Protecting Your Account Your logon username and password are your keys to doing secure business over the internet. They should be considered as important as your signature. Do not share your logon username or password with anyone. Violators may be subject to prosecution, fines, or other sanctions. Information Collected and How It Is Used The information collected for user access to the internet account and health application is limited to what is required to provide secure delivery of those applications. Information about users of these applications may include the following:

 Identifying information, such as names and other identification numbers, that is used to verify an individual’s identity when they request a logon username to access applications.

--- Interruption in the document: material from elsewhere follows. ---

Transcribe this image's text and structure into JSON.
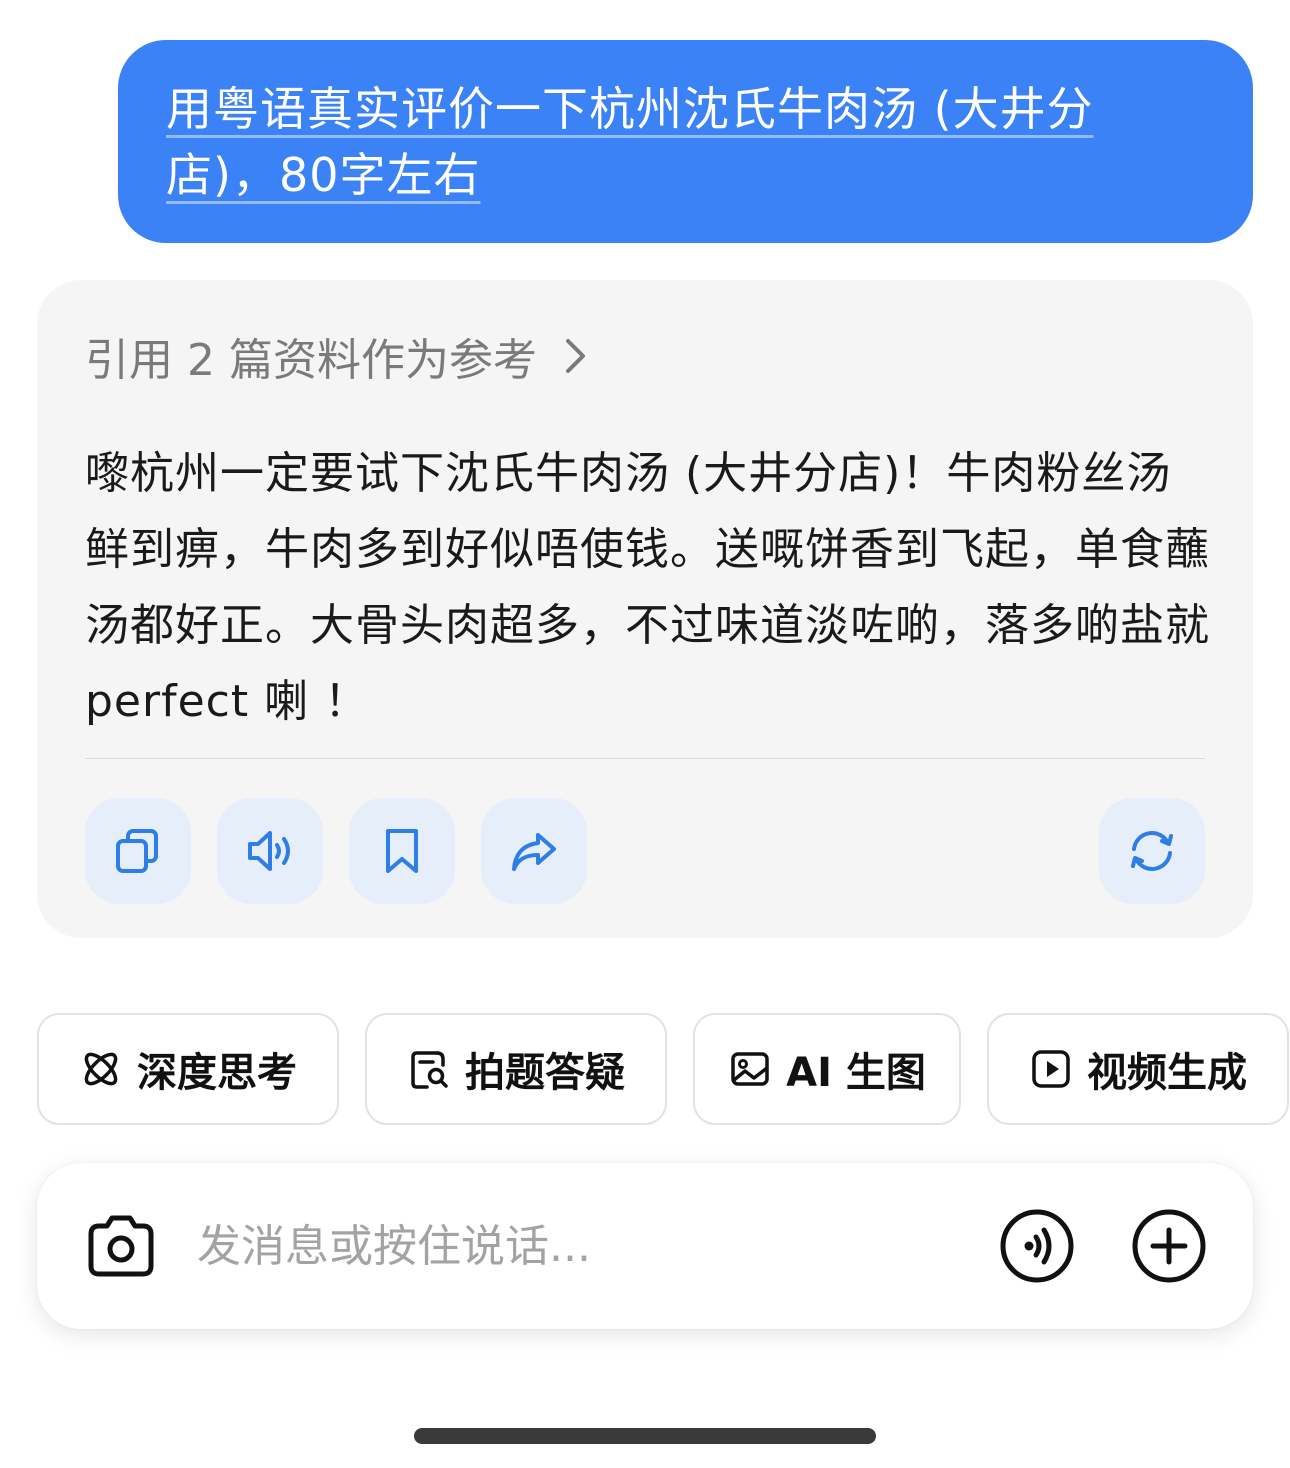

 Contact information, such as telephone numbers, postal addresses, and email addresses, that is used to contact the individual regarding their account.

 Information, such as logon usernames, passwords, and related attributes, that is used to maintain security.

 Program area identification numbers that are used to link a user and a specific application. This information will not be collected or stored unless it is required for access to specific applications.

Personal Information and Choice Personal information is information about an individual that is readily identifiable to that specific individual. Personal information includes identifiers such as an individual’s name, address, and telephone number. A domain name or internet protocol (IP) address is not considered personal information. We do not collect any personal information about you unless you voluntarily participate in an activity that asks for the information. Access and Correction of Personal Information Individuals will be allowed to view personal information relating to their user profile and to update the contact information in their user profile (address, telephone, or email address). Passwords will be secured. Use of Cookies A cookie is a small amount of data, which may include an anonymous unique identifier that is sent to your browser from a website’s computers and may be used during your session (session cookie). Cookies may contain data about a user’s movements during their visit to the website. If your browser software is set to allow cookies, a website can send its own cookie to you. A website that has set a cookie can access only cookies it has sent to you; it cannot access cookies sent to you by other websites. When you request a logon username and password, a session cookie will be sent to your browser and stored in your computer’s memory. The cookie will be used to maintain session information unless you navigate to different services. Your privacy is best protected if you close your browser after you are done using applications that use session cookies.